Wednesday, April 22, 2015

Be content to live unknown for awhile

I like to be known. I remember as a kid feeling as if I was a fly on the wall.  That's a hopeless feeling unless you think someone has a fly swatted and is out to get you. I liked having someone notice me.  It felt very loving to have someone sit down by me and listen to me.  There is something about being noticed and attention makes us feel like we matter. And yet, God asks me to "be content to live unknown for awhile". It's not a Bible verse, it's a concept. God asks me to not matter. God asks me to take a back seat willingly. Be the second fiddle in the band. Play the instrument that gets no solos. Nobody really likes to play the bass drum because it's boring.  Thump, thump, boom, boom and then a rest of all things...and yet when the bass drum is missing we are all tapping our feet. God asks me to just take a back seat in my daily walk and be content with being His child known to him and not worry about anyone else. We like to know people know we exist, we like to feel like we matter and those are good things. We do matter and we are very important. But when we become more important that he, our priorities change. God is simply asking us to be content in being in his heart and not in everyone else's hair.
Proverbs  11:2 " When pride comes then comes dishonor, but with the humble is wisdom."  When I am content to live unknown, put others before me, see and feel Jesus in my life rather than how important I feel, God will give me wisdom. When I need to be noticed, feel important by how others treat me and get the pats on the back, often  it's my pride stepping to the front. God simply wants me to go unnoticed so He  can be noticed. It's hard for me to get out of the way sometimes so people see Jesus..it's hard for me to go unnoticed for awhile...and I don't think I am the only one...

Tuesday, April 7, 2015

Moments of wonder

There are times in life when we have moments of wonder.
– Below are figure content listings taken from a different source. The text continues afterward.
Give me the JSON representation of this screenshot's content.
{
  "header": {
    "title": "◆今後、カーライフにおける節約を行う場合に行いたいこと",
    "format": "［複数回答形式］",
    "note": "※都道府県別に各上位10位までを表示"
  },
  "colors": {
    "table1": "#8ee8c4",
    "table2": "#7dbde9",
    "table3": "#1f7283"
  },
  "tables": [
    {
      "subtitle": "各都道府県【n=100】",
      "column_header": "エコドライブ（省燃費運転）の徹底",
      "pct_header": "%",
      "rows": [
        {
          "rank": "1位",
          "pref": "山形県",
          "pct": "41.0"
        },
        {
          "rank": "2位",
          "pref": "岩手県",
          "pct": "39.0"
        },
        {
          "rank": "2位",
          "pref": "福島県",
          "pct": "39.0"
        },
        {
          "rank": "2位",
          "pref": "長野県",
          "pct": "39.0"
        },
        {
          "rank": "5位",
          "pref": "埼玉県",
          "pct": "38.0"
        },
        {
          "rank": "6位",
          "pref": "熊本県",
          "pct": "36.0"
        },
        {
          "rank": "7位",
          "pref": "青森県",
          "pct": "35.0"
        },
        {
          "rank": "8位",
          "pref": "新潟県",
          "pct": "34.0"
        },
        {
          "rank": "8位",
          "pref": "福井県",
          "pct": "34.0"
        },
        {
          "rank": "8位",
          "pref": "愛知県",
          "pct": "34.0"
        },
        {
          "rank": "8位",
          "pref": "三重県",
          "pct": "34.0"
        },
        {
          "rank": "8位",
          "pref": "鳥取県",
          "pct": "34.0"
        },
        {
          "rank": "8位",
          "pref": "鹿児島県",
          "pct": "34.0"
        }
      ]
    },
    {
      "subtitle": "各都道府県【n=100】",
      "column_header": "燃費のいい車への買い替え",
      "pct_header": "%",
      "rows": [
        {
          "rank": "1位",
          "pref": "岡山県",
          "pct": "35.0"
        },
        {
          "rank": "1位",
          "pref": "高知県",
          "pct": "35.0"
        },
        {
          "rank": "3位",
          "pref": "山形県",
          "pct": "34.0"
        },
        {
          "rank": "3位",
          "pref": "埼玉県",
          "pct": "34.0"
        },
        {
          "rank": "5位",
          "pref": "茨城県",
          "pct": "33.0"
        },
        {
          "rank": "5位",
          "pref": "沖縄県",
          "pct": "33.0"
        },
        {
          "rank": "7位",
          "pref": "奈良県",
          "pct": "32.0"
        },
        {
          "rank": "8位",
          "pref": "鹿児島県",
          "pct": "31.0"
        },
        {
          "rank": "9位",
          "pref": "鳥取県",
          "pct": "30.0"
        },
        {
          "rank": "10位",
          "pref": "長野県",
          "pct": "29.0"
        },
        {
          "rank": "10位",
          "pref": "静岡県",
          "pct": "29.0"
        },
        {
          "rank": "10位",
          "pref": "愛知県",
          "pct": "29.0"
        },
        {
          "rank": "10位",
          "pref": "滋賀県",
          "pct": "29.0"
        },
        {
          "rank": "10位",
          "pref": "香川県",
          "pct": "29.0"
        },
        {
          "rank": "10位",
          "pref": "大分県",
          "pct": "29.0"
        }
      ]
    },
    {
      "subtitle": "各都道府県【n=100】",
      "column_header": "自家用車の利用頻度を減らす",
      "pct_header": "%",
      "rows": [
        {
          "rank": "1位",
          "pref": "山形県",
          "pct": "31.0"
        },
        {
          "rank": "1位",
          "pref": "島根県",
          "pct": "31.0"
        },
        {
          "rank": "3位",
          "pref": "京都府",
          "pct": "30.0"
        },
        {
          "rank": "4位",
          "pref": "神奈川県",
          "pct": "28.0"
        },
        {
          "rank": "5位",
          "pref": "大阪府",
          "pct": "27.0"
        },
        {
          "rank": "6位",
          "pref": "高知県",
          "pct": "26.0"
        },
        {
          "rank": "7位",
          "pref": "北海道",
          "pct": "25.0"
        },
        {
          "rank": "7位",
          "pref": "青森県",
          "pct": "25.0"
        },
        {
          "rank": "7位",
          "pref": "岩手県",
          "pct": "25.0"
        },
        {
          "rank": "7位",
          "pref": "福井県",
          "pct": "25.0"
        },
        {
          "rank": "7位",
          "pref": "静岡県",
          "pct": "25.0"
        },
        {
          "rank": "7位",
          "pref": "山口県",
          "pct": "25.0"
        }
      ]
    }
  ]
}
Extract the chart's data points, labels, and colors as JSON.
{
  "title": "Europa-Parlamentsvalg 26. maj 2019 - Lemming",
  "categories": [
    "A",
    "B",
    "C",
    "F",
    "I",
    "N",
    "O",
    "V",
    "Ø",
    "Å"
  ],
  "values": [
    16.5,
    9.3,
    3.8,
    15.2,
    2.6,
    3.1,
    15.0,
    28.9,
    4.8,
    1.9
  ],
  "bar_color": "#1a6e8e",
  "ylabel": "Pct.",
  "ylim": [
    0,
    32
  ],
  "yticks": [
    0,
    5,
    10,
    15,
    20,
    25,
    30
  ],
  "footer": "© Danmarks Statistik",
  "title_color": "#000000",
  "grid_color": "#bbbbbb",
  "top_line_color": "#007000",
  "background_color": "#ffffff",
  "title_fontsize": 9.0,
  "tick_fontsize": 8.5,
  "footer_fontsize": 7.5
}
Those are the moments when we glimpse something in life that seems too glorious for us to comprehend and we just kind of drop our jaw and look like an idiot as we go "duh".
For me one of those moments was the other day during the Easter program at church. Here we had practiced this for months.  We knew what was coming  and going and who was singing, talking, reciting, and where our enterances would be. After awhile you just take things as they come..and then you have a moment of wonder. It was about the moment that the man carrying his boy in his arms to be healed by Jesus..I got chills down my back and wondered, what would it have really been like to have been healed.  We cheered and clapped as we were instructed to do but I wondered what my reaction would have been had that been my child? I have a feeling I would not have smiled at the crowd, and walked calmly on stage.  I'm wonder ...might I have dropped my child, bowed on the ground in adoration, fear, wonder and almost forgot about the healing when presented with the son of God?  In a moment of wonder,,,what would my reaction have really been?